En casi todos los relatos el punto de vista es el de un niño o alguien muy joven. Para este narrador la vida no tiene por qué ser tan estrecha como se la presentan sus mayores, pero los obstáculos que encontrará en su camino no serán fáciles de superar. En la búsqueda de la libertad se topará con la rémora de la familia, y si el contraste entre tradición y modernidad puede parecer abstracto, cuando la dicotomía se dilucida entre permanecer fiel a la familia o encontrar su propio lugar, la cosa se complica.

Curiosamente, quizá el mejor relato del libro es precisamente uno de los pocos que tiene a un adulto como centro de la narración, La armonía perfecta.
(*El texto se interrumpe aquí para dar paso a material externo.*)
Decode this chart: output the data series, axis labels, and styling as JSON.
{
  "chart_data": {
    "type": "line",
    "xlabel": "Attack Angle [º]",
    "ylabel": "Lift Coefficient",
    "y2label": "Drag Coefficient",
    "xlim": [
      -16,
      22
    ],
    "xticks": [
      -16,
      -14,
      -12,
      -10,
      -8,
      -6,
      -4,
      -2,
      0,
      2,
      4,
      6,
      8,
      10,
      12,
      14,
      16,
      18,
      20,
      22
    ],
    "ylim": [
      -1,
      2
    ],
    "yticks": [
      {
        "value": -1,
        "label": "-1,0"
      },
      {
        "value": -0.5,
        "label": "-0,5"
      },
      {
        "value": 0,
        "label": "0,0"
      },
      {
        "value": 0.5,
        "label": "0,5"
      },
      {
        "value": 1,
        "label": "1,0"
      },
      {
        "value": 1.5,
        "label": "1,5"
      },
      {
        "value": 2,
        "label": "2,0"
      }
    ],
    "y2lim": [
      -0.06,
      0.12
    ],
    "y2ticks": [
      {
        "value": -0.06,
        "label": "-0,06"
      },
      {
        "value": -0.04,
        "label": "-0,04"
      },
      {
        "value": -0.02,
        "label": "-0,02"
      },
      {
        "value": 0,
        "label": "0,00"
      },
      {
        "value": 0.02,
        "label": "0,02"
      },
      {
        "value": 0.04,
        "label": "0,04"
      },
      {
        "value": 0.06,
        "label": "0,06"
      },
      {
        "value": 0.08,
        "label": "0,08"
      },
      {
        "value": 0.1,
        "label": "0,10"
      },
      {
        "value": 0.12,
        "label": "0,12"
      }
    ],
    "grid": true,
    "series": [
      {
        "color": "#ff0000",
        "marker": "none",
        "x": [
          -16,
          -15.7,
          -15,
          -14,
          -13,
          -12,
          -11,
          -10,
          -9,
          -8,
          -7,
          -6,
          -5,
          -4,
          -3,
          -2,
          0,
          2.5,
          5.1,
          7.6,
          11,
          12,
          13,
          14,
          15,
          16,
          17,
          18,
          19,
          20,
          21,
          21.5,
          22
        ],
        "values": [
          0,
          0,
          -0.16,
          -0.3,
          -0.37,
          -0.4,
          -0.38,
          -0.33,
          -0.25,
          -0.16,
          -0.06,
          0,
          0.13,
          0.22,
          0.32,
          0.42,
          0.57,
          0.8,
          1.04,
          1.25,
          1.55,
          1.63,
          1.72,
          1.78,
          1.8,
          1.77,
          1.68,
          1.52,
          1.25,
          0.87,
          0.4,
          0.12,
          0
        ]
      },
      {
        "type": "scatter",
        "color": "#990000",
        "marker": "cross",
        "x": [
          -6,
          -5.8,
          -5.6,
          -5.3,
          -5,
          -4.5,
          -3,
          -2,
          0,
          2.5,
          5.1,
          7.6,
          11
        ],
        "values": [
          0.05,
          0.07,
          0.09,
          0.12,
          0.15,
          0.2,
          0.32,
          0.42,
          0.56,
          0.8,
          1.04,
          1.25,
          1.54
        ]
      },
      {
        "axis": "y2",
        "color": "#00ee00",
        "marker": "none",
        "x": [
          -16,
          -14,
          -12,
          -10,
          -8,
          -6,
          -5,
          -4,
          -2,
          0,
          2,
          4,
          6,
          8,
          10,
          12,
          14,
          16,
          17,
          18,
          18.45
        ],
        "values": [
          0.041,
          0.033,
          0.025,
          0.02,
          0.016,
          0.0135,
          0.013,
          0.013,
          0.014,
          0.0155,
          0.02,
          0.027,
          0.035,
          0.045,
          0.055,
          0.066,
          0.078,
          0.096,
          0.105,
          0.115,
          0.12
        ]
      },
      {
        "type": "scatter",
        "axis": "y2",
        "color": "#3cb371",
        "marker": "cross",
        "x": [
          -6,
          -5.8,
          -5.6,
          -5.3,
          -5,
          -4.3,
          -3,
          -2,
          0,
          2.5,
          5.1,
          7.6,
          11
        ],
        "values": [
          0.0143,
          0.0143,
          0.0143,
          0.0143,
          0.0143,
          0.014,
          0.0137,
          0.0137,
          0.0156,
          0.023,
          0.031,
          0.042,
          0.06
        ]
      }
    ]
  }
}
En la escritura poco expansiva de MacLeod, en la que apenas hay espacio para los diálogos o la variedad de puntos de vista, aquí nos encontramos con una historia más elaborada, con más aristas. Antes de enfrentarse a este libro hay que saber qué se tiene delante, porque solo así podrá apreciarse a un autor muy personal, difícil de tratar, y con secretos que habrá que luchar por descubrir.